Pope Benedict XVI began a week-long spiritual retreat out of the public eye on Monday ahead of his resignation on February 28, with the field of candidates to succeed him still wide open.
Benedict and some of his top cardinals will devote this week to daily prayers in a frescoed private chapel in the Apostolic Palace in the Vatican during Lent -- a period of penitence in the Christian calendar before Easter.
The cardinal leading the prayers said he hoped the retreat would serve as a period of respite for the pope following his momentous decision to step down.
"After the storm, my task will be to create a moment of oasis," Gianfranco Ravasi, who is effectively the Vatican's culture minister and is seen as a long-shot contender for the papacy, told Vatican radio.
The retreat is a yearly tradition -- one of several regular appointments that the pope has stuck to in the wake of his historic announcement last week.
Following the retreat, the pope will receive Italian President Giorgio Napolitano on February 23, celebrate his final Sunday prayer on February 24, and hold a last audience before tens of thousands of faithful on February 27.
Benedict will formally step down as pope on February 28 at 1900 GMT, shortly after being whisked away from the Vatican by helicopter for the last time.
His role and title following his resignation have still not been determined and no date has been set for the conclave of cardinals to elect him.
The resignation will set up an unprecedented situation in modern Catholic history where popes usually serve until death -- a pontiff and his predecessor both living in the Vatican just a stone's throw away from each other.
The idea that a pope -- whose election is believed to be divinely inspired -- can resign has been a shock to many Catholics around the world.
Vatican observers say Benedict's move could set a precedent for future popes, whose advancing age often hampers their effort to govern the Church.
The conclave to elect a new pope usually begins between 15 and 20 days from the death of a pope according to the Apostolic Constitution, which would put the date for the start of the deliberations on or around March 15.
But canon lawyers are hard at work to see if the date could be brought forward to earlier in March to avoid any possible overlap with the Holy Week before Easter, which begins on March 24 ahead of Easter Sunday on March 31.
No clear favourite for the papacy has emerged, unlike for the run-up to the last conclave in 2005 when Cardinal Joseph Ratzinger was already seen as the candidate who could best bring together different factions in the Church.
"There is no obvious favourite," said John Allen, a Rome-based Vatican specialist who writes for the National Catholic Reporter, a US publication.
One popular contender, Canadian cardinal Marc Ouellet, is "basically a photocopy of Ratzinger," Allen said.
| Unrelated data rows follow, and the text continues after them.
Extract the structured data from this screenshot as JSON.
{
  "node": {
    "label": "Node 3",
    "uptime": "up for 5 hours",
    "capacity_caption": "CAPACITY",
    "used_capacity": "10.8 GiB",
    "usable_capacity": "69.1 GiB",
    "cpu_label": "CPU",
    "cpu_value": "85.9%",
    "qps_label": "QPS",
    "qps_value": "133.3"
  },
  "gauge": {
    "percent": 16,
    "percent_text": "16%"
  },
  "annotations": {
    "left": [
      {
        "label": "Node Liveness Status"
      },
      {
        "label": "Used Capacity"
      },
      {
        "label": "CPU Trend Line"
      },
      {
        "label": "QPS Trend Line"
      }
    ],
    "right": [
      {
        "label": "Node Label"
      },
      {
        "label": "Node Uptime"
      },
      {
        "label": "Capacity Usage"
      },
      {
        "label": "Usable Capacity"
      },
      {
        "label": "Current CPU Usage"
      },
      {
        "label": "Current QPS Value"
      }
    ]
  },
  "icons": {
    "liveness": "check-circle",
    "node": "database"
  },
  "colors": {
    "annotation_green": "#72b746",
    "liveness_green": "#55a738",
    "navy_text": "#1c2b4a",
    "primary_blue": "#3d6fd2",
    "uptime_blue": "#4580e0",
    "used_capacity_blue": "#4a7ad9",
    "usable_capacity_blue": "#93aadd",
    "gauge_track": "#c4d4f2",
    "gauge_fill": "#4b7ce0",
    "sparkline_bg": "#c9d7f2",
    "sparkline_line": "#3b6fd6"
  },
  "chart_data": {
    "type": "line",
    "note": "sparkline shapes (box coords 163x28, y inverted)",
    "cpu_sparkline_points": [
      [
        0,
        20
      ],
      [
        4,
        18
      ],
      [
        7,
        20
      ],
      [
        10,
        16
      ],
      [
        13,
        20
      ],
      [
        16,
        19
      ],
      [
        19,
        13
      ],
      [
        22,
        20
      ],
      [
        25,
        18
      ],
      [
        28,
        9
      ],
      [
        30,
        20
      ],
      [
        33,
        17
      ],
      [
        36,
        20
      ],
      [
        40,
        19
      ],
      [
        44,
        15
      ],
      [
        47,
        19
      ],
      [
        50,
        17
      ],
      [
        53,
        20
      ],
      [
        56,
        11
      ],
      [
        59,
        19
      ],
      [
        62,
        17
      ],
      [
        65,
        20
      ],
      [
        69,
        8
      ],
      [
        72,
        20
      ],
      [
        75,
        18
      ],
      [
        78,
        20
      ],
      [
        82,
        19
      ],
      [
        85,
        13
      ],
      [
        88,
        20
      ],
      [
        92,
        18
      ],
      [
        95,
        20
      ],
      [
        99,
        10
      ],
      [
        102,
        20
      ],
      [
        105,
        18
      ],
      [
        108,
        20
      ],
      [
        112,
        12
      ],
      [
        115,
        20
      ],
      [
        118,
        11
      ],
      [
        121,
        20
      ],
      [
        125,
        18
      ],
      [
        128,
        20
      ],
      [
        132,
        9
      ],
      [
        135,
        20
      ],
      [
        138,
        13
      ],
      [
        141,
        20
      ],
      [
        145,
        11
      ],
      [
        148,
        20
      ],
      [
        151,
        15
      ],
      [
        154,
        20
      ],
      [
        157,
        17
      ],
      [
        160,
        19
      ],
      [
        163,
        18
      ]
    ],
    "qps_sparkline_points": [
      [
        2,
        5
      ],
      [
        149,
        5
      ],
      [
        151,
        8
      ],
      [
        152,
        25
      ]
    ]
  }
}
Ouellet is "a man who lives in his mind, not a man for government" and seems "a little grey" in public, he added.
This week's spiritual retreat in the Vatican will include 17 "meditations" written and read out by Ravasi, some of which are being made available by Vatican radio as podcasts so Catholic believers can pray along with the pope.
In his first prayer late on Sunday, Ravasi compared the pope to the Biblical figure of Moses who prayed on a mountain while battles raged in the valley.
"This image represents the main function, your function, for the Church, that is of intercession," he said.
"We remain in the valley... where there is dust, fear, terror, nightmares but also hope, where you have been for these past eight years with us.
"From now on, however, we will know that on the mountain there is your intercession for us."